Now calculate the "covariogram" (which is much easier than generating the fake data, btw). The idea here is to sort all the pairs and associated values by h, and then index into these using ihvals. That is, summing up to index ihval is the sum over N(h) in the equation, since this includes all pairs with hs below the desired values.
Edit 2:
As suggested in the comments below, N(h) is now only the pairs that are between h-dh and h, rather than all pairs between 0 and h (where dh is the spacing of h-values in ihvals -- ie, S/1000 was used below).
# now do the real calculations for the covariogram
# sort by h and give clear names
i = argsort(m[:,0]) # h sorting
h = m[i,0]
zh = m[i,1]
zsh = m[i,2]
zz = zh*zsh
hvals = linspace(0,S,1000) # the values of h to use (S should be in the units of distance, here I just used ints)

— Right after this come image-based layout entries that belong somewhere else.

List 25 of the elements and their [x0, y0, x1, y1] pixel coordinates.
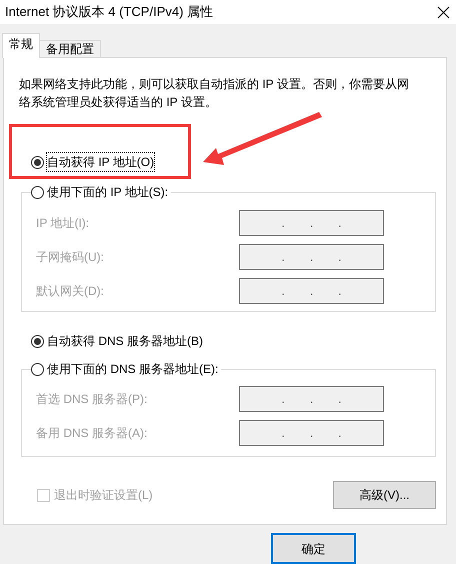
tab[interactable]: 常规: [2, 33, 40, 58]
radio-label[interactable]: 使用下面的 DNS 服务器地址(E):: [47, 360, 218, 378]
radio-label[interactable]: 自动获得 IP 地址(O): [47, 153, 154, 171]
ip-address-field[interactable]: . . .: [239, 420, 384, 446]
radio-button[interactable]: [31, 186, 44, 198]
advanced-button[interactable]: 高级(V)...: [333, 481, 436, 509]
ip-address-field[interactable]: . . .: [239, 244, 384, 270]
description-text: 如果网络支持此功能，则可以获取自动指派的 IP 设置。否则，你需要从网络系统管理员处获得适当的 IP 设置。: [19, 76, 410, 111]
radio-label[interactable]: 使用下面的 IP 地址(S):: [47, 183, 168, 201]
ip-address-field[interactable]: . . .: [239, 210, 384, 236]
window-title: Internet 协议版本 4 (TCP/IPv4) 属性: [5, 3, 214, 22]
ok-button[interactable]: 确定: [271, 533, 356, 564]
ip-address-field[interactable]: . . .: [239, 386, 384, 412]
ip-address-field[interactable]: . . .: [239, 278, 384, 304]
tab[interactable]: 备用配置: [39, 40, 101, 57]
radio-button[interactable]: [31, 334, 44, 348]
close-icon[interactable]: [437, 6, 450, 18]
field-label: 默认网关(D):: [36, 283, 105, 300]
field-label: 首选 DNS 服务器(P):: [36, 391, 148, 408]
radio-label[interactable]: 自动获得 DNS 服务器地址(B): [47, 332, 203, 350]
field-label: 子网掩码(U):: [36, 249, 105, 266]
radio-button[interactable]: [31, 362, 44, 376]
field-label: 备用 DNS 服务器(A):: [36, 425, 148, 442]
field-label: IP 地址(I):: [36, 215, 90, 232]
radio-button[interactable]: [31, 156, 44, 168]
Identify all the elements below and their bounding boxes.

ihvals = searchsorted(h, hvals)
result = []
for i, ihval in enumerate(ihvals[1:]):
start, stop = ihvals[i-1], ihval
N = stop-start
if N>0:
mnh = sum(zh[start:stop])/N
mph = sum(zsh[start:stop])/N
szz = sum(zz[start:stop])/N
C = szz-mnh*mph
result.append([h[ihval], C])
result = array(result)
plt.plot(result[:,0], result[:,1])
plt.grid()
plt.show()
which looks reasonable to me as one can see bumps or troughs at the expected for the h values, but I haven't done a careful check.
The main speedup here over scipy.cov, is that one can precalculate all of the products, zz. Otherwise, one would feed zh and zsh into cov for every new h, and all the products would be recalculated. This calculate could be sped up even more by doing partial sums, ie, from ihvals[n-1] to ihvals[n] at each timestep n, but I doubt that will be necessary.